On me dit que ce n'est pas la mer à boire, mais franchement, pour moi, si. On peut me dire quarante fois qu'il y a de jolis pantalons noirs qui font très classe dans telle boutique, ou qu'une jupe ça m'irait bien, je suis désolée, mais m'y plier, c'est trop me demander. J'ai peu d'habits, des habits dans lesquels je me sens à l'aise. Devoir acheter des habits pour le travail, je trouve totalement aberrant, je ne suis pas payée pour financer ce qui est utile au travail. Si en plus il y a une exigence de style (et de matière), c'est plus possible. Je ne supporte pratiquement rien d'autre que le coton, et encore, tout dépend la température. S'il fait froid, je ne supporte pas les bas, même en coton, ni les pantalons trop serrés. S'il fait chaud, j'ai besoin de porter des trucs légers et amples, et uniquement en coton, etc. bref.
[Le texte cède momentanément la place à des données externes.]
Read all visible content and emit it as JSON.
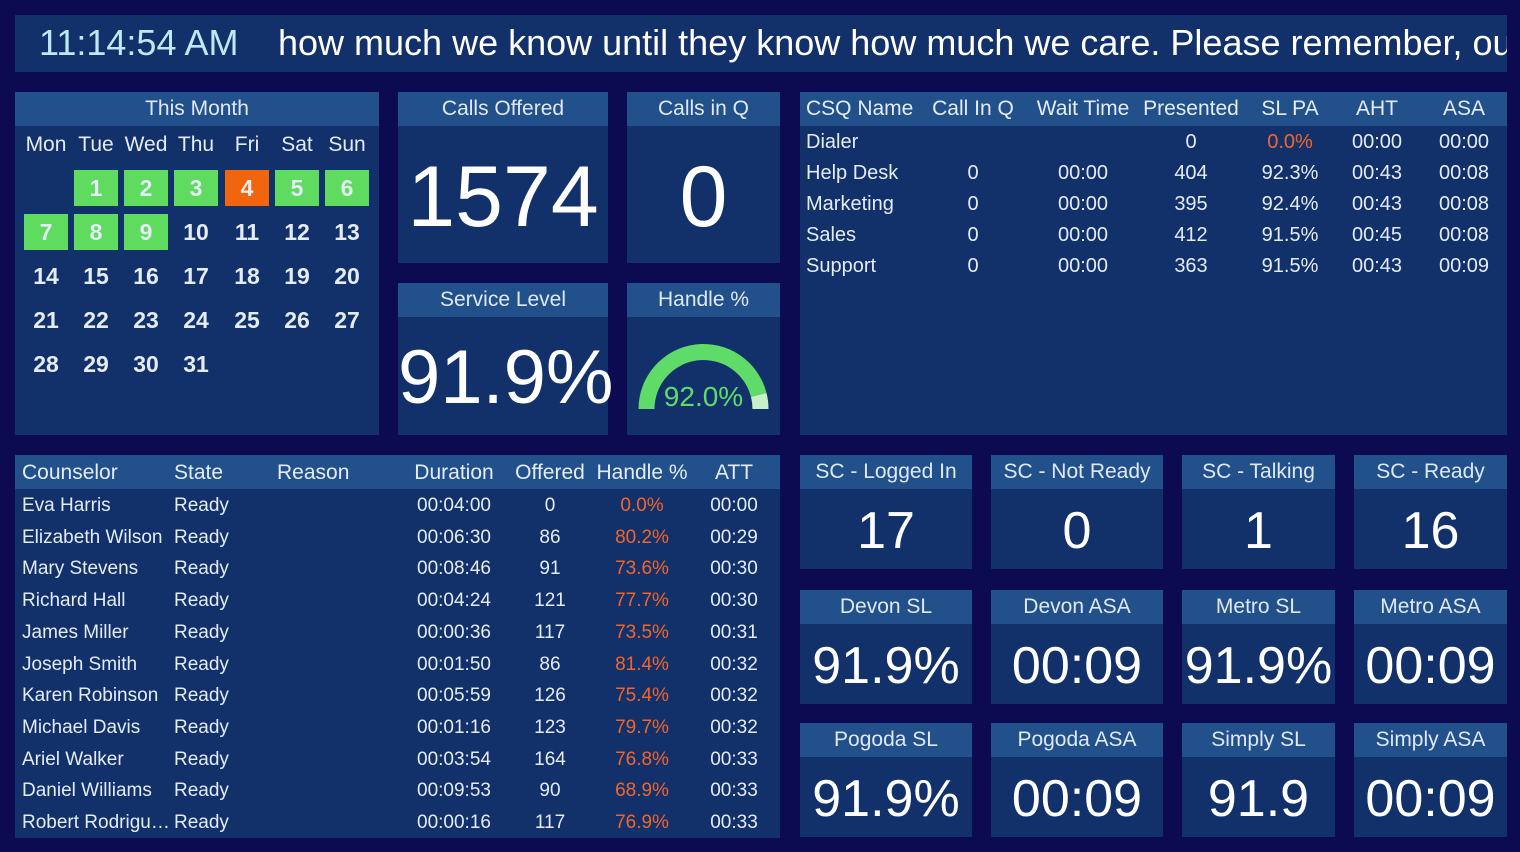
{
  "clock": "11:14:54 AM",
  "ticker": "how much we know until they know how much we care.  Please remember, our",
  "calendar": {
    "title": "This Month",
    "weekdays": [
      "Mon",
      "Tue",
      "Wed",
      "Thu",
      "Fri",
      "Sat",
      "Sun"
    ],
    "weeks": [
      [
        null,
        {
          "day": 1,
          "color": "#5fdb5f"
        },
        {
          "day": 2,
          "color": "#5fdb5f"
        },
        {
          "day": 3,
          "color": "#5fdb5f"
        },
        {
          "day": 4,
          "color": "#f2650f"
        },
        {
          "day": 5,
          "color": "#5fdb5f"
        },
        {
          "day": 6,
          "color": "#5fdb5f"
        }
      ],
      [
        {
          "day": 7,
          "color": "#5fdb5f"
        },
        {
          "day": 8,
          "color": "#5fdb5f"
        },
        {
          "day": 9,
          "color": "#5fdb5f"
        },
        {
          "day": 10
        },
        {
          "day": 11
        },
        {
          "day": 12
        },
        {
          "day": 13
        }
      ],
      [
        {
          "day": 14
        },
        {
          "day": 15
        },
        {
          "day": 16
        },
        {
          "day": 17
        },
        {
          "day": 18
        },
        {
          "day": 19
        },
        {
          "day": 20
        }
      ],
      [
        {
          "day": 21
        },
        {
          "day": 22
        },
        {
          "day": 23
        },
        {
          "day": 24
        },
        {
          "day": 25
        },
        {
          "day": 26
        },
        {
          "day": 27
        }
      ],
      [
        {
          "day": 28
        },
        {
          "day": 29
        },
        {
          "day": 30
        },
        {
          "day": 31
        }
      ]
    ]
  },
  "calls_offered": {
    "title": "Calls Offered",
    "value": 1574
  },
  "calls_in_q": {
    "title": "Calls in Q",
    "value": 0
  },
  "service_level": {
    "title": "Service Level",
    "value": "91.9%"
  },
  "handle": {
    "title": "Handle %",
    "value": 92,
    "label": "92.0%",
    "range": [
      0,
      100
    ],
    "color": "#5fdb6a",
    "track_color": "#c9efc9"
  },
  "csq": {
    "columns": [
      "CSQ Name",
      "Call In Q",
      "Wait Time",
      "Presented",
      "SL PA",
      "AHT",
      "ASA"
    ],
    "rows": [
      [
        "Dialer",
        null,
        null,
        "0",
        {
          "text": "0.0%",
          "color": "#f2652a"
        },
        "00:00",
        "00:00"
      ],
      [
        "Help Desk",
        "0",
        "00:00",
        "404",
        "92.3%",
        "00:43",
        "00:08"
      ],
      [
        "Marketing",
        "0",
        "00:00",
        "395",
        "92.4%",
        "00:43",
        "00:08"
      ],
      [
        "Sales",
        "0",
        "00:00",
        "412",
        "91.5%",
        "00:45",
        "00:08"
      ],
      [
        "Support",
        "0",
        "00:00",
        "363",
        "91.5%",
        "00:43",
        "00:09"
      ]
    ]
  },
  "counselors": {
    "columns": [
      "Counselor",
      "State",
      "Reason",
      "Duration",
      "Offered",
      "Handle %",
      "ATT"
    ],
    "handle_color": "#f2652a",
    "rows": [
      [
        "Eva Harris",
        "Ready",
        "",
        "00:04:00",
        "0",
        "0.0%",
        "00:00"
      ],
      [
        "Elizabeth Wilson",
        "Ready",
        "",
        "00:06:30",
        "86",
        "80.2%",
        "00:29"
      ],
      [
        "Mary Stevens",
        "Ready",
        "",
        "00:08:46",
        "91",
        "73.6%",
        "00:30"
      ],
      [
        "Richard Hall",
        "Ready",
        "",
        "00:04:24",
        "121",
        "77.7%",
        "00:30"
      ],
      [
        "James Miller",
        "Ready",
        "",
        "00:00:36",
        "117",
        "73.5%",
        "00:31"
      ],
      [
        "Joseph Smith",
        "Ready",
        "",
        "00:01:50",
        "86",
        "81.4%",
        "00:32"
      ],
      [
        "Karen Robinson",
        "Ready",
        "",
        "00:05:59",
        "126",
        "75.4%",
        "00:32"
      ],
      [
        "Michael Davis",
        "Ready",
        "",
        "00:01:16",
        "123",
        "79.7%",
        "00:32"
      ],
      [
        "Ariel Walker",
        "Ready",
        "",
        "00:03:54",
        "164",
        "76.8%",
        "00:33"
      ],
      [
        "Daniel Williams",
        "Ready",
        "",
        "00:09:53",
        "90",
        "68.9%",
        "00:33"
      ],
      [
        "Robert Rodrigu…",
        "Ready",
        "",
        "00:00:16",
        "117",
        "76.9%",
        "00:33"
      ]
    ]
  },
  "tiles": [
    [
      {
        "title": "SC - Logged In",
        "value": "17"
      },
      {
        "title": "SC - Not Ready",
        "value": "0"
      },
      {
        "title": "SC - Talking",
        "value": "1"
      },
      {
        "title": "SC - Ready",
        "value": "16"
      }
    ],
    [
      {
        "title": "Devon SL",
        "value": "91.9%"
      },
      {
        "title": "Devon ASA",
        "value": "00:09"
      },
      {
        "title": "Metro SL",
        "value": "91.9%"
      },
      {
        "title": "Metro ASA",
        "value": "00:09"
      }
    ],
    [
      {
        "title": "Pogoda SL",
        "value": "91.9%"
      },
      {
        "title": "Pogoda ASA",
        "value": "00:09"
      },
      {
        "title": "Simply SL",
        "value": "91.9"
      },
      {
        "title": "Simply ASA",
        "value": "00:09"
      }
    ]
  ]
}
Autant dire qu'une tenue imposée, c'est vite problématique pour moi (ou alors un tablier. Ça passe un tablier, ça j'accepte).

Sans parler du fait qu'en tant que professionnel, l'erreur est interdite, nous ne sommes plus des êtres humains, nous sommes des machines qui doivent tout savoir, tout faire, et rapidement s'il vous plait (le monde est pressé en plus) !
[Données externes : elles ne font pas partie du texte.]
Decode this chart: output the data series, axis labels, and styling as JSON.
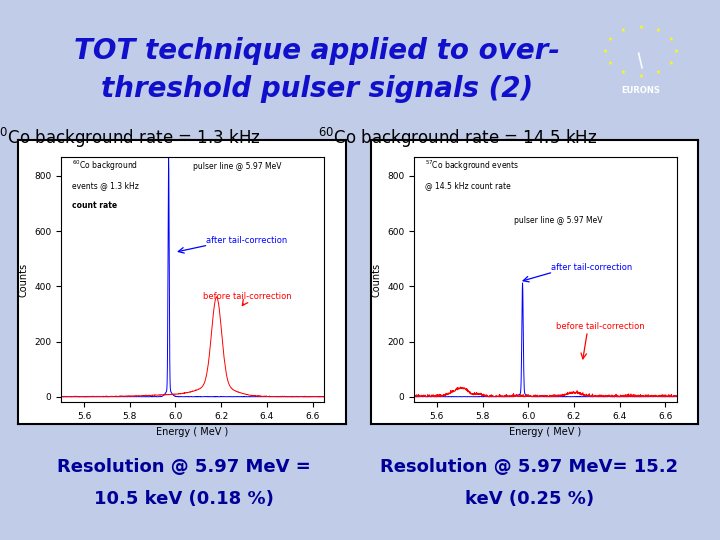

On ne peut laisser filer la moindre hésitation, ni même la moindre émotion. Interdiction d'avoir des états d'âme. T'as passé une mauvaise journée ? Tu t'es fait/e largué/e par ta moitié ? Ton chat est mort ? Pire, un membre de ta famille ? Tout le monde s'en fout, y a du boulot, faut qu'il soit fait. Ok, va pour une journée de repos, parce qu'on sait très bien qu'une rupture, un deuil, ou même un rhume, ça se règle en journée à peine.
Désolée, mais je n'arrive pas à entrer dans le jeu, je n'arrive pas à oublier que je suis un être humain avec des besoins, et non, non, NON ! je n'arrive pas à me dire "C'est la vie, faut s'y plier" parce que non, ce n'est pas "la vie", et non, je n'ai pas à m'y plier parce qu'on me le demande. C'est en acceptant ce genre de situation ridicule qu'on en fait une norme, qu'on la banalise et qu'on finit par dire aux personnes qui refusent de s'y plier qu'ils sont compliqués et exigeants.
Alors oui, j'ai perdu des emplois en voulant simplement rester moi, humaine, avec des sentiments, des imperfections, des jours avec et des jours sans...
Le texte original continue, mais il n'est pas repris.